Humans are superior to computers and robots when it comes to applying multimodal sensing together with learned knowledge in choosing the best actions. This project aims at developing human-inspired self-models of the behaviour of humans and robots as well as their environment and show that these models have the ability to predict future actions in an accurate way. This is based on the concept from psychology and philosophy called embodied cognition proposing that the body plays an important part in intelligence. The goal is to develop effective reasoning models as an alternative to the more traditional reactive systems.
The novelty in this project is the design of self-models as well as combining these with predictive systems to accurately model behaviour and predict future actions and events. The models are to be applied in embedded systems and will be tested in the interdisciplinary fields of music and robotics where we expect significant breakthrough compared to state-of-the-art.

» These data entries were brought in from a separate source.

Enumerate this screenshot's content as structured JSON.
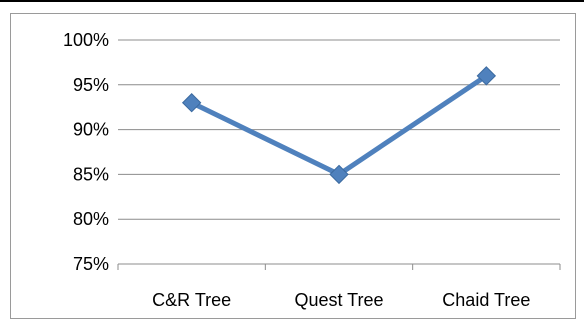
{
  "chart_data": {
    "type": "line",
    "title": "",
    "xlabel": "",
    "ylabel": "",
    "categories": [
      "C&R Tree",
      "Quest Tree",
      "Chaid Tree"
    ],
    "series": [
      {
        "values": [
          93,
          85,
          96
        ],
        "color": "#4F81BD",
        "marker": "diamond"
      }
    ],
    "ylim": [
      75,
      100
    ],
    "y_ticks": [
      75,
      80,
      85,
      90,
      95,
      100
    ],
    "y_tick_labels": [
      "75%",
      "80%",
      "85%",
      "90%",
      "95%",
      "100%"
    ],
    "grid": "horizontal",
    "legend": "none",
    "gridline_color": "#8c8c8c",
    "axis_color": "#8c8c8c"
  }
}
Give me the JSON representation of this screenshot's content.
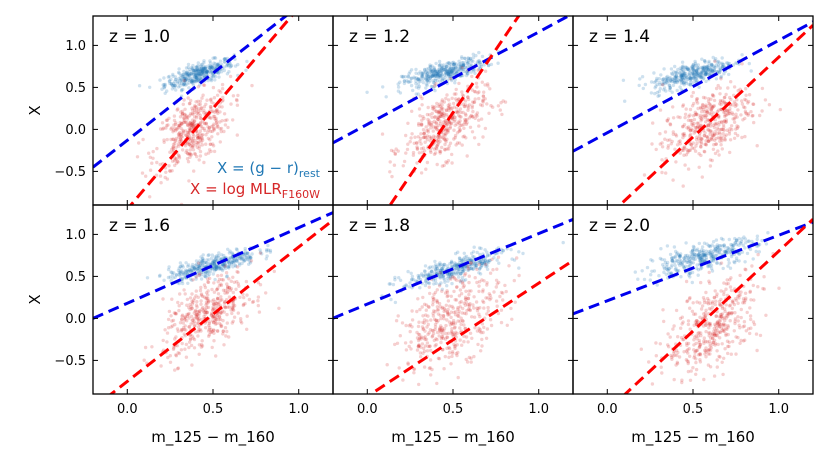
{
  "chart_data": {
    "type": "scatter",
    "layout": "2x3 grid, shared axes",
    "xlabel": "m_125 − m_160",
    "ylabel": "X",
    "xlim": [
      -0.2,
      1.2
    ],
    "ylim": [
      -0.9,
      1.35
    ],
    "xticks": [
      "0.0",
      "0.5",
      "1.0"
    ],
    "xtick_values": [
      0.0,
      0.5,
      1.0
    ],
    "yticks": [
      "−0.5",
      "0.0",
      "0.5",
      "1.0"
    ],
    "ytick_values": [
      -0.5,
      0.0,
      0.5,
      1.0
    ],
    "colors": {
      "color_points": "#1f77b4",
      "mlr_points": "#d62728",
      "color_fit": "#0000ee",
      "mlr_fit": "#ff0000"
    },
    "legend": {
      "placement": "lower-right of first panel",
      "color_series": {
        "prefix": "X = (g − r)",
        "subscript": "rest"
      },
      "mlr_series": {
        "prefix": "X = log MLR",
        "subscript": "F160W"
      }
    },
    "panels": [
      {
        "z_label": "z = 1.0",
        "color_fit": {
          "slope": 1.6,
          "intercept": -0.13
        },
        "mlr_fit": {
          "slope": 2.4,
          "intercept": -0.95
        },
        "color_cloud": {
          "center": [
            0.42,
            0.66
          ],
          "spread": [
            0.1,
            0.06
          ],
          "slope": 0.6
        },
        "mlr_cloud": {
          "center": [
            0.38,
            -0.02
          ],
          "spread": [
            0.11,
            0.2
          ],
          "slope": 1.1
        }
      },
      {
        "z_label": "z = 1.2",
        "color_fit": {
          "slope": 1.1,
          "intercept": 0.06
        },
        "mlr_fit": {
          "slope": 3.0,
          "intercept": -1.3
        },
        "color_cloud": {
          "center": [
            0.45,
            0.68
          ],
          "spread": [
            0.12,
            0.06
          ],
          "slope": 0.55
        },
        "mlr_cloud": {
          "center": [
            0.45,
            0.05
          ],
          "spread": [
            0.12,
            0.2
          ],
          "slope": 1.0
        }
      },
      {
        "z_label": "z = 1.4",
        "color_fit": {
          "slope": 1.1,
          "intercept": -0.04
        },
        "mlr_fit": {
          "slope": 1.9,
          "intercept": -1.04
        },
        "color_cloud": {
          "center": [
            0.5,
            0.66
          ],
          "spread": [
            0.12,
            0.07
          ],
          "slope": 0.55
        },
        "mlr_cloud": {
          "center": [
            0.58,
            0.05
          ],
          "spread": [
            0.13,
            0.2
          ],
          "slope": 0.9
        }
      },
      {
        "z_label": "z = 1.6",
        "color_fit": {
          "slope": 0.9,
          "intercept": 0.18
        },
        "mlr_fit": {
          "slope": 1.6,
          "intercept": -0.75
        },
        "color_cloud": {
          "center": [
            0.5,
            0.64
          ],
          "spread": [
            0.13,
            0.06
          ],
          "slope": 0.55
        },
        "mlr_cloud": {
          "center": [
            0.47,
            0.05
          ],
          "spread": [
            0.13,
            0.2
          ],
          "slope": 1.0
        }
      },
      {
        "z_label": "z = 1.8",
        "color_fit": {
          "slope": 0.84,
          "intercept": 0.17
        },
        "mlr_fit": {
          "slope": 1.35,
          "intercept": -0.93
        },
        "color_cloud": {
          "center": [
            0.5,
            0.58
          ],
          "spread": [
            0.15,
            0.07
          ],
          "slope": 0.6
        },
        "mlr_cloud": {
          "center": [
            0.5,
            0.0
          ],
          "spread": [
            0.15,
            0.25
          ],
          "slope": 1.0
        }
      },
      {
        "z_label": "z = 2.0",
        "color_fit": {
          "slope": 0.78,
          "intercept": 0.21
        },
        "mlr_fit": {
          "slope": 1.9,
          "intercept": -1.1
        },
        "color_cloud": {
          "center": [
            0.55,
            0.72
          ],
          "spread": [
            0.16,
            0.08
          ],
          "slope": 0.5
        },
        "mlr_cloud": {
          "center": [
            0.62,
            -0.08
          ],
          "spread": [
            0.14,
            0.25
          ],
          "slope": 1.2
        }
      }
    ]
  }
}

This is by building on ideas stemming from our earlier work on addressing scalability through incremental approaches and hardware system design. Furthermore, the exploration of the systems in an interdisciplinary way is expected to contribute to groundbreaking results. The research in the project is divided into six work packages: (1) Sensing human motion and state,
(2) Sensor data analysis, (3) Self-modeling with embodied cognition, (4) Predictive models, and one work package for each of the two use cases. The use cases include active music control and co-ordinated robotic actions, respectively.